AGENCY VILLAGE, S.D. (KELO) – November is Native American Heritage Month, but schools and organizations on reservations across KELOLAND celebrate Native American heritage all year long. One way they do that is by teaching Indigenous languages.

‘Han mitakuyepi, Lauren Soulek emakiyapi ye KELOLAND News emantohan.’ Hello relatives, my name is Lauren Soulek and I am from KELOLAND News. That’s a phrase I learned to say while spending time at the Sisseton Wahpeton Dakotah Language Institute. A simple sentence that can help build a bridge between cultures and preserve a language.

“I encourage more to come to learn the Dakotah language,” Solomon Quinn, a fluent Dakotah speaker, said.

Every Tuesday a group meets to pass down the Dakotah language to younger generations.

“It’s our identity. It’s something that has been with us since the beginning of time. It’s something that we can’t afford to lose. It’s something that is one in the same with our identity as Dakotah people,” Ricardo Bertsch, program director with Dakotah Language Institute said.

Britannica considers the Dakotah language to be endangered. Some sources say there are only 290 fluent speakers of the language out of an ethnic population of around 250 thousand people.

“The number of Dakotah language speakers is not as much as we’d like but we’re all coming together in a concerted effort to make sure we’re all supporting one another,” Bertsch said. “And making sure that the manpower that we have, we cherish. We use that and leverage it willingly in sharing of ourselves to make sure our language goes into the future.”

Some of the young learners may have started learning a few Dakotah words from their grandparents, but now they are practically fluent.

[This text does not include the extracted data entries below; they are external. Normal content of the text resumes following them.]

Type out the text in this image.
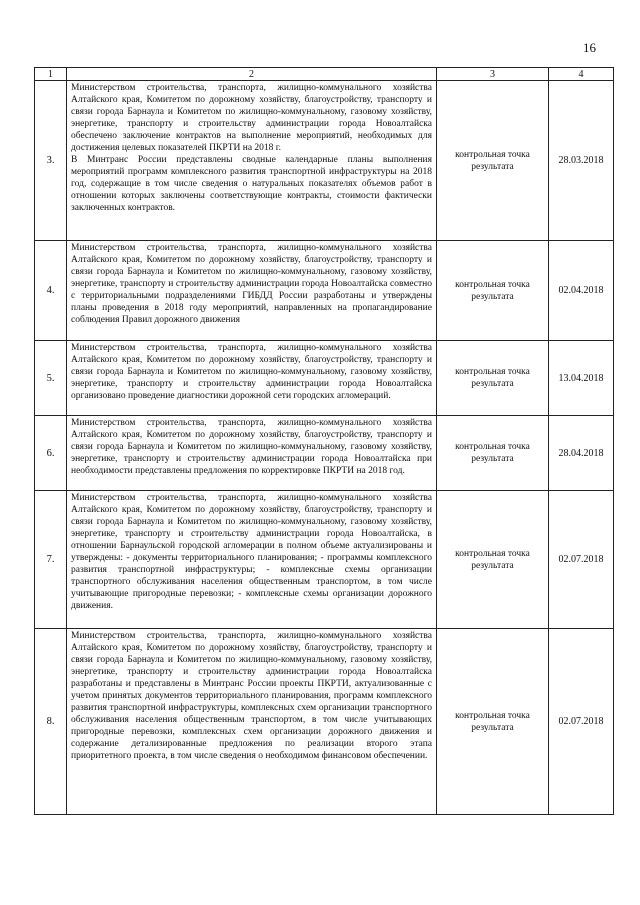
16
1	2	3	4
3.	Министерством строительства, транспорта, жилищно-коммунального хозяйства Алтайского края, Комитетом по дорожному хозяйству, благоустройству, транспорту и связи города Барнаула и Комитетом по жилищно-коммунальному, газовому хозяйству, энергетике, транспорту и строительству администрации города Новоалтайска обеспечено заключение контрактов на выполнение мероприятий, необходимых для достижения целевых показателей ПКРТИ на 2018 г.
В Минтранс России представлены сводные календарные планы выполнения мероприятий программ комплексного развития транспортной инфраструктуры на 2018 год, содержащие в том числе сведения о натуральных показателях объемов работ в отношении которых заключены соответствующие контракты, стоимости фактически заключенных контрактов.	контрольная точка результата	28.03.2018
4.	Министерством строительства, транспорта, жилищно-коммунального хозяйства Алтайского края, Комитетом по дорожному хозяйству, благоустройству, транспорту и связи города Барнаула и Комитетом по жилищно-коммунальному, газовому хозяйству, энергетике, транспорту и строительству администрации города Новоалтайска совместно с территориальными подразделениями ГИБДД России разработаны и утверждены планы проведения в 2018 году мероприятий, направленных на пропагандирование соблюдения Правил дорожного движения	контрольная точка результата	02.04.2018
5.	Министерством строительства, транспорта, жилищно-коммунального хозяйства Алтайского края, Комитетом по дорожному хозяйству, благоустройству, транспорту и связи города Барнаула и Комитетом по жилищно-коммунальному, газовому хозяйству, энергетике, транспорту и строительству администрации города Новоалтайска организовано проведение диагностики дорожной сети городских агломераций.	контрольная точка результата	13.04.2018
6.	Министерством строительства, транспорта, жилищно-коммунального хозяйства Алтайского края, Комитетом по дорожному хозяйству, благоустройству, транспорту и связи города Барнаула и Комитетом по жилищно-коммунальному, газовому хозяйству, энергетике, транспорту и строительству администрации города Новоалтайска при необходимости представлены предложения по корректировке ПКРТИ на 2018 год.	контрольная точка результата	28.04.2018
7.	Министерством строительства, транспорта, жилищно-коммунального хозяйства Алтайского края, Комитетом по дорожному хозяйству, благоустройству, транспорту и связи города Барнаула и Комитетом по жилищно-коммунальному, газовому хозяйству, энергетике, транспорту и строительству администрации города Новоалтайска, в отношении Барнаульской городской агломерации в полном объеме актуализированы и утверждены: - документы территориального планирования; - программы комплексного развития транспортной инфраструктуры; - комплексные схемы организации транспортного обслуживания населения общественным транспортом, в том числе учитывающие пригородные перевозки; - комплексные схемы организации дорожного движения.	контрольная точка результата	02.07.2018
8.	Министерством строительства, транспорта, жилищно-коммунального хозяйства Алтайского края, Комитетом по дорожному хозяйству, благоустройству, транспорту и связи города Барнаула и Комитетом по жилищно-коммунальному, газовому хозяйству, энергетике, транспорту и строительству администрации города Новоалтайска разработаны и представлены в Минтранс России проекты ПКРТИ, актуализованные с учетом принятых документов территориального планирования, программ комплексного развития транспортной инфраструктуры, комплексных схем организации транспортного обслуживания населения общественным транспортом, в том числе учитывающих пригородные перевозки, комплексных схем организации дорожного движения и содержание детализированные предложения по реализации второго этапа приоритетного проекта, в том числе сведения о необходимом финансовом обеспечении.	контрольная точка результата	02.07.2018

“I started learning when I was a boy. He started teaching me when I was a little boy, I asked him to teach me so I had a little bit, yeah, how to talk but these guys taught me, they taught me by themselves,” Caleb Brush Breaker, a Dakotah language learner, said.

Akisa Peters, a language learner at the institute, now even teaches the language himself at the Sisseton Wahpeton College.

“I like it. It’s fun. I get to talk about something I enjoy, talking in Indian all the time and teaching other people. Try to save it or whatever,” Peters said.

“It’s so beautiful. It’s so sacred. There’s a lot of harmony in it. That’s why I want to live a long, long time to teach the young ones,” Quinn said.

The teaching goes beyond the Tuesday meetings, though. The Dakotah Language Institute is also a publishing agency — making flashcards, posters, cards and more.

“A lot goes behind the curtain and those people we’re equally thankful for — program support, curriculum making, publishing of materials, creating materials for Dakotah language learning, cultural teaching,” Bertsch said.

The materials go to tribal schools, other Dakotah-speaking communities and colleges.

“We’re happy to be part of a movement, a large movement, to make sure that materials are being translated from our elders, our knowledge keepers, and they’re getting into the hands of the young ones at our schools,” Bertsch said.

Helping even the littlest of learners understand their culture.

“It’s just teaching them, you know, having them grow up with that and, you know, keeping that going,” Jasmine Eder, a Dakotah language learner, said.

“When I hear the little ones speak Dakotah, it excites me just to hear them. For me to witness that, it’s so beautiful. It’s like the language is being born again,” Quinn said.

“The Dakotah language is sacred and something that sacred can’t die. It’s still alive, still here, still speaking it,” Brush Breaker said.

The Dakotah Language Institute hopes to soon be able to sell their language learning materials on Amazon so even more people can learn the Dakotah language.